National Right to Life is pushing for a different kind of legislation, barring abortion at the 20th week of a pregnancy on the ground that a fetus at that point can feel pain.
Such measures have been passed in the U.S. House of Representatives and 10 states, most recently Texas.
“Pain is a subjective experience, no matter who is experiencing it,” Cassing Hammond, a professor at Northwestern University in Chicago and a doctor of obstetrics and gynecology, said in a phone interview. Neural pathways that transmit that sensation and cerebral development needed to process it as pain typically don’t fully develop in a fetus until at least the 23rd week of a pregnancy, he said, and possibly not until the 29th.
“We simply do not have evidence that those pathways are in place” at 20 weeks, he said, even if neuroscience has advanced since Roe. “These bans do not make good scientific sense.”
Hammond served as chairman of the National Abortion Federation’s board from 2010 to 2012. He said his views are “not about politics. It’s about providing safe care to patients.”
Linton of the Thomas More Society said of the pre-viability fetal-pain laws, “I would like to see these bills upheld. I just don’t think they will be.”

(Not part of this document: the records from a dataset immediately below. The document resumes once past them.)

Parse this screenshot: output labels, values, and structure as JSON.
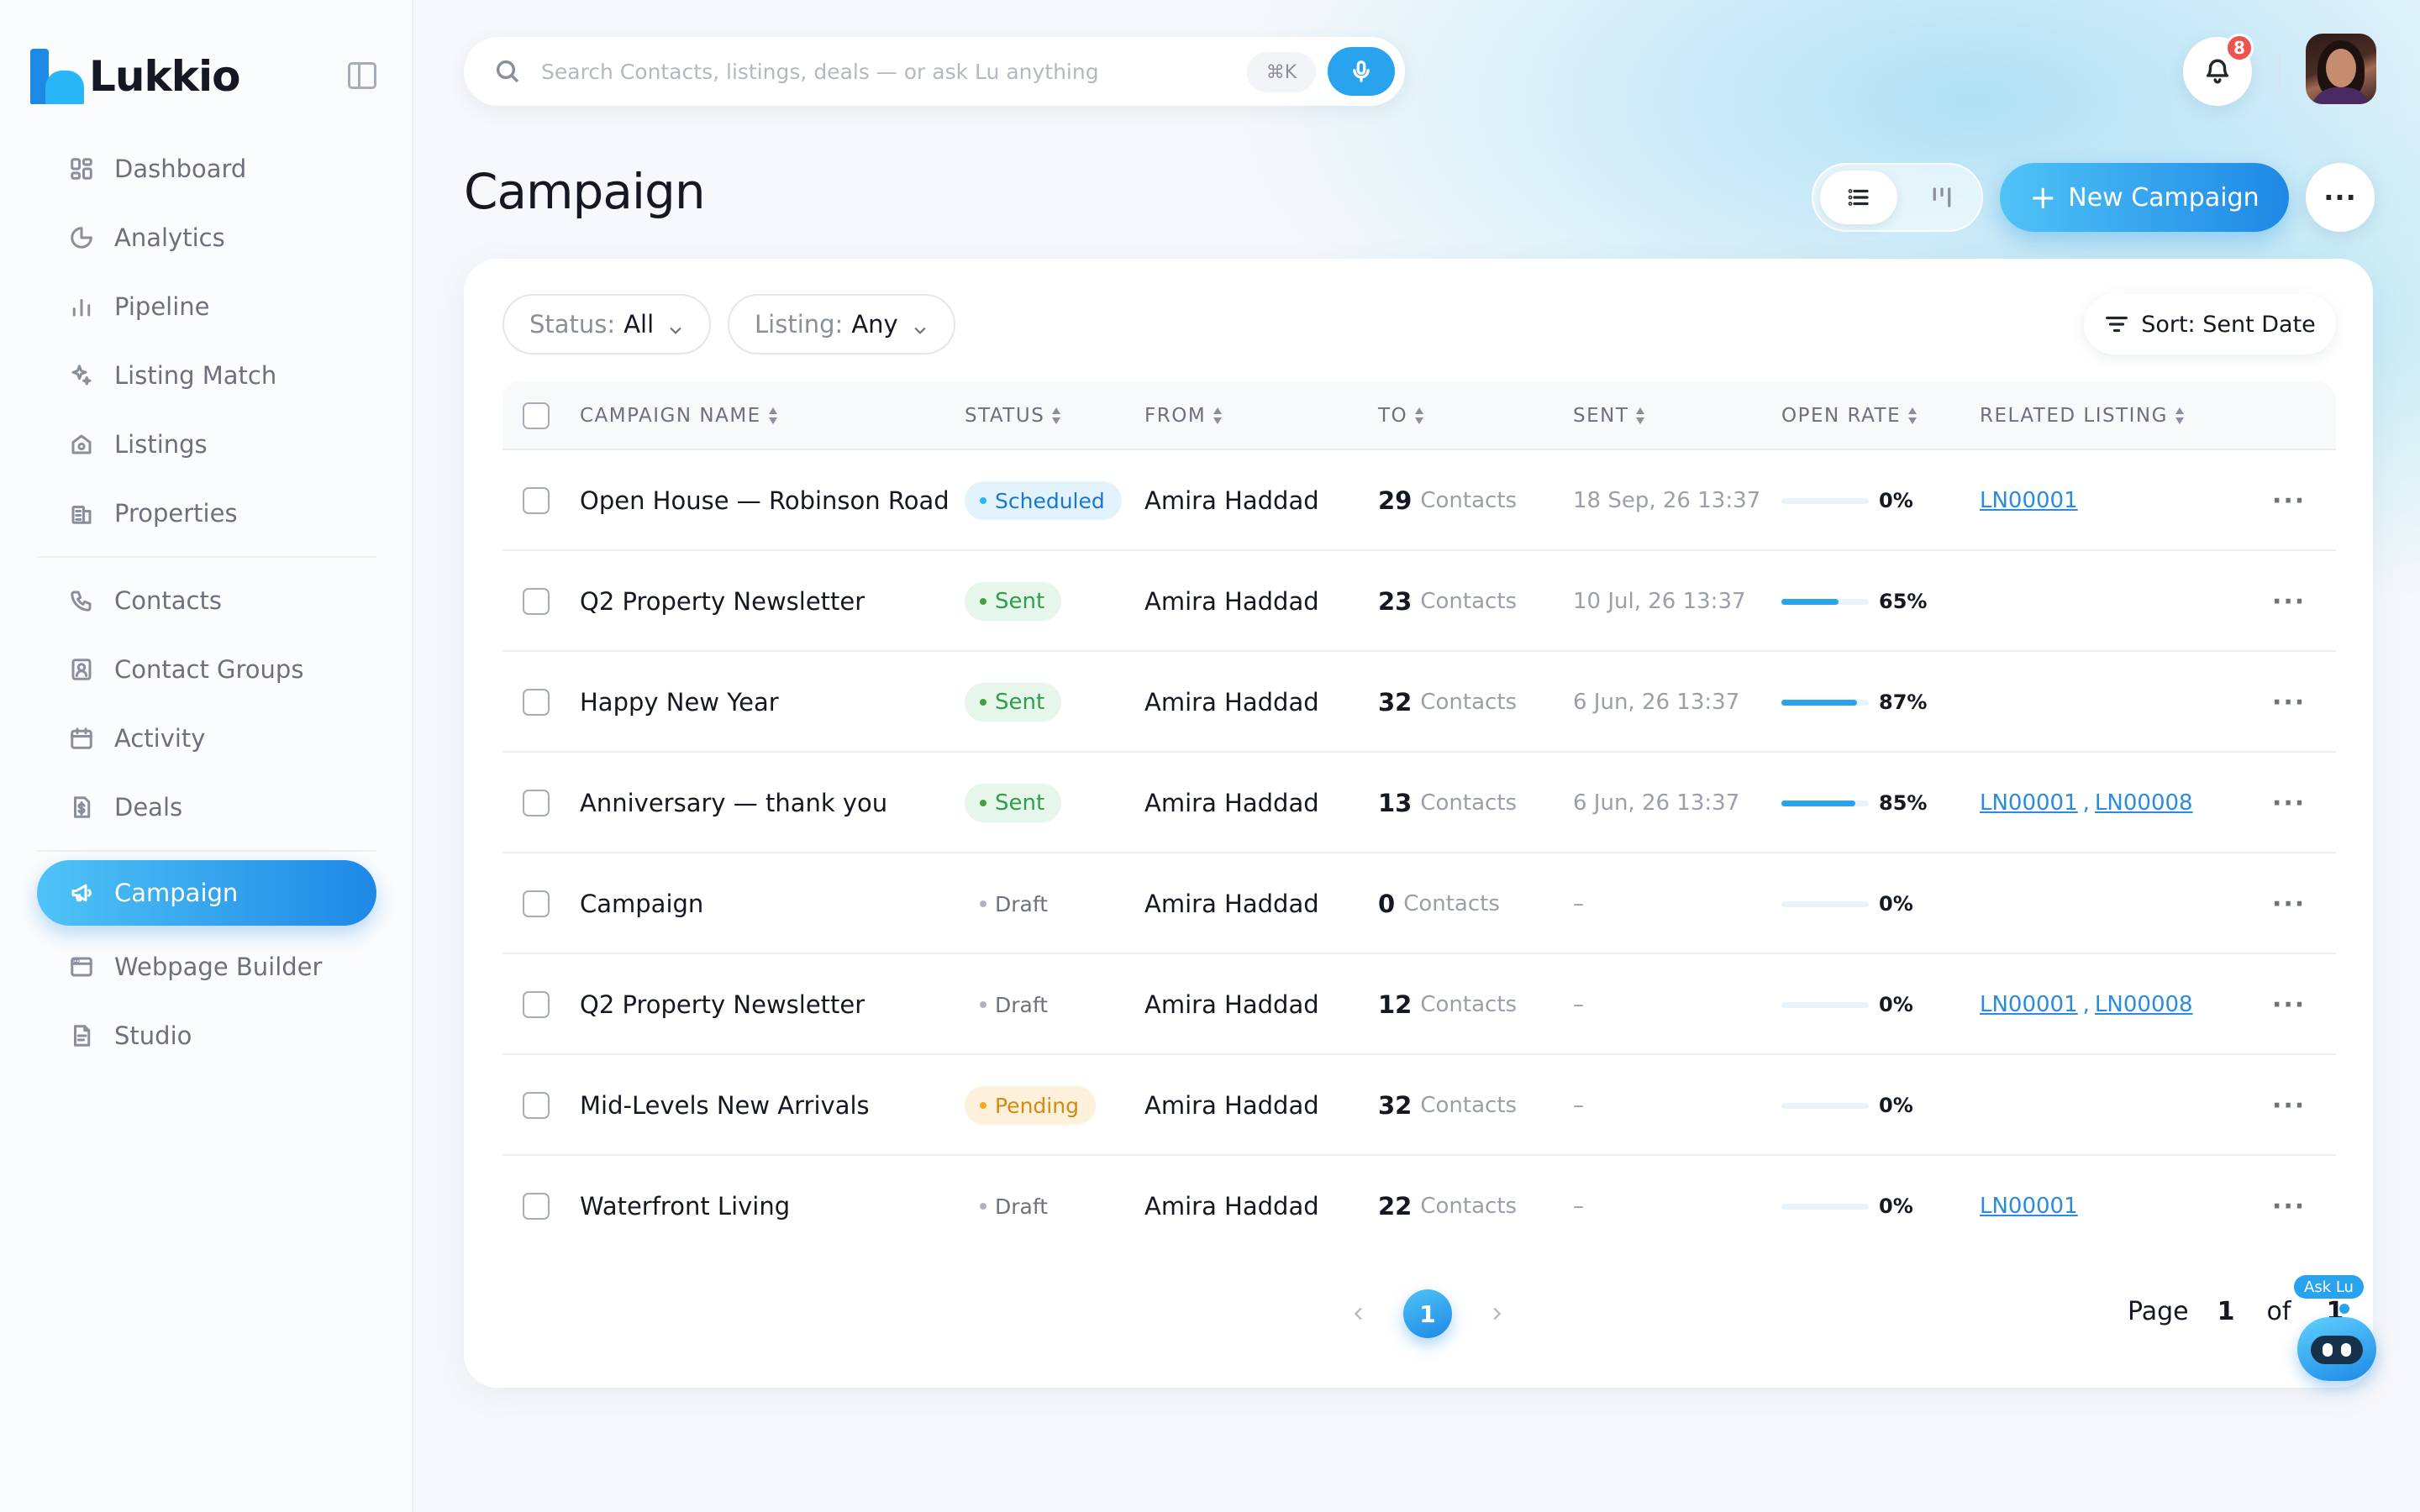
{
  "app": {
    "brand": "Lukkio",
    "accent": "#2aa3ee",
    "accent_dark": "#1e88e5"
  },
  "sidebar": {
    "items": [
      {
        "label": "Dashboard",
        "icon": "dashboard-icon"
      },
      {
        "label": "Analytics",
        "icon": "pie-chart-icon"
      },
      {
        "label": "Pipeline",
        "icon": "bar-chart-icon"
      },
      {
        "label": "Listing Match",
        "icon": "sparkles-icon"
      },
      {
        "label": "Listings",
        "icon": "home-icon"
      },
      {
        "label": "Properties",
        "icon": "building-icon"
      },
      {
        "label": "Contacts",
        "icon": "phone-icon"
      },
      {
        "label": "Contact Groups",
        "icon": "contact-card-icon"
      },
      {
        "label": "Activity",
        "icon": "calendar-icon"
      },
      {
        "label": "Deals",
        "icon": "document-dollar-icon"
      },
      {
        "label": "Campaign",
        "icon": "megaphone-icon",
        "active": true
      },
      {
        "label": "Webpage Builder",
        "icon": "browser-window-icon"
      },
      {
        "label": "Studio",
        "icon": "document-icon"
      }
    ]
  },
  "topbar": {
    "search_placeholder": "Search Contacts, listings, deals — or ask Lu anything",
    "shortcut": "⌘K",
    "notifications_count": "8"
  },
  "page": {
    "title": "Campaign",
    "new_button_label": "New Campaign",
    "more_label": "···"
  },
  "filters": {
    "status_label": "Status:",
    "status_value": "All",
    "listing_label": "Listing:",
    "listing_value": "Any",
    "sort_label": "Sort: Sent Date"
  },
  "table": {
    "columns": [
      "CAMPAIGN NAME",
      "STATUS",
      "FROM",
      "TO",
      "SENT",
      "OPEN RATE",
      "RELATED LISTING"
    ],
    "contacts_unit": "Contacts",
    "rows": [
      {
        "name": "Open House — Robinson Road",
        "status": "Scheduled",
        "status_kind": "scheduled",
        "from": "Amira Haddad",
        "to": "29",
        "sent": "18 Sep, 26 13:37",
        "open_rate": 0,
        "open_rate_label": "0%",
        "listings": [
          "LN00001"
        ]
      },
      {
        "name": "Q2 Property Newsletter",
        "status": "Sent",
        "status_kind": "sent",
        "from": "Amira Haddad",
        "to": "23",
        "sent": "10 Jul, 26 13:37",
        "open_rate": 65,
        "open_rate_label": "65%",
        "listings": []
      },
      {
        "name": "Happy New Year",
        "status": "Sent",
        "status_kind": "sent",
        "from": "Amira Haddad",
        "to": "32",
        "sent": "6 Jun, 26 13:37",
        "open_rate": 87,
        "open_rate_label": "87%",
        "listings": []
      },
      {
        "name": "Anniversary — thank you",
        "status": "Sent",
        "status_kind": "sent",
        "from": "Amira Haddad",
        "to": "13",
        "sent": "6 Jun, 26 13:37",
        "open_rate": 85,
        "open_rate_label": "85%",
        "listings": [
          "LN00001",
          "LN00008"
        ]
      },
      {
        "name": "Campaign",
        "status": "Draft",
        "status_kind": "draft",
        "from": "Amira Haddad",
        "to": "0",
        "sent": "–",
        "open_rate": 0,
        "open_rate_label": "0%",
        "listings": []
      },
      {
        "name": "Q2 Property Newsletter",
        "status": "Draft",
        "status_kind": "draft",
        "from": "Amira Haddad",
        "to": "12",
        "sent": "–",
        "open_rate": 0,
        "open_rate_label": "0%",
        "listings": [
          "LN00001",
          "LN00008"
        ]
      },
      {
        "name": "Mid-Levels New Arrivals",
        "status": "Pending",
        "status_kind": "pending",
        "from": "Amira Haddad",
        "to": "32",
        "sent": "–",
        "open_rate": 0,
        "open_rate_label": "0%",
        "listings": []
      },
      {
        "name": "Waterfront Living",
        "status": "Draft",
        "status_kind": "draft",
        "from": "Amira Haddad",
        "to": "22",
        "sent": "–",
        "open_rate": 0,
        "open_rate_label": "0%",
        "listings": [
          "LN00001"
        ]
      }
    ]
  },
  "pagination": {
    "current": "1",
    "page_label": "Page",
    "page_number": "1",
    "of_label": "of",
    "total": "1"
  },
  "assistant": {
    "label": "Ask Lu"
  }
}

An Arizona law criminalizing abortions performed at or after the 20th week of pregnancy was struck down May 21 by a San Francisco-based federal appeals court. Prohibiting the procedure before fetal viability is unconstitutional, the court said.
State lawmakers based the statute on “the documented risks to women’s health and the strong medical evidence that unborn children feel pain during an abortion at that gestational age,” according to the appeals court ruling.
The state has until Sept. 28 to petition the U.S. Supreme Court for review. Americans United for Life was among the groups filing briefs in support of the law. Arguing against it were attorneys from the Center and the ACLU.
Balch of National Right to Life said her organization hopes the Supreme Court finds a compelling state interest in protecting the life of a child that can feel pain, based on science that wasn’t available in 1973.
“It hasn’t been before the court before, and we would welcome that challenge,” she said.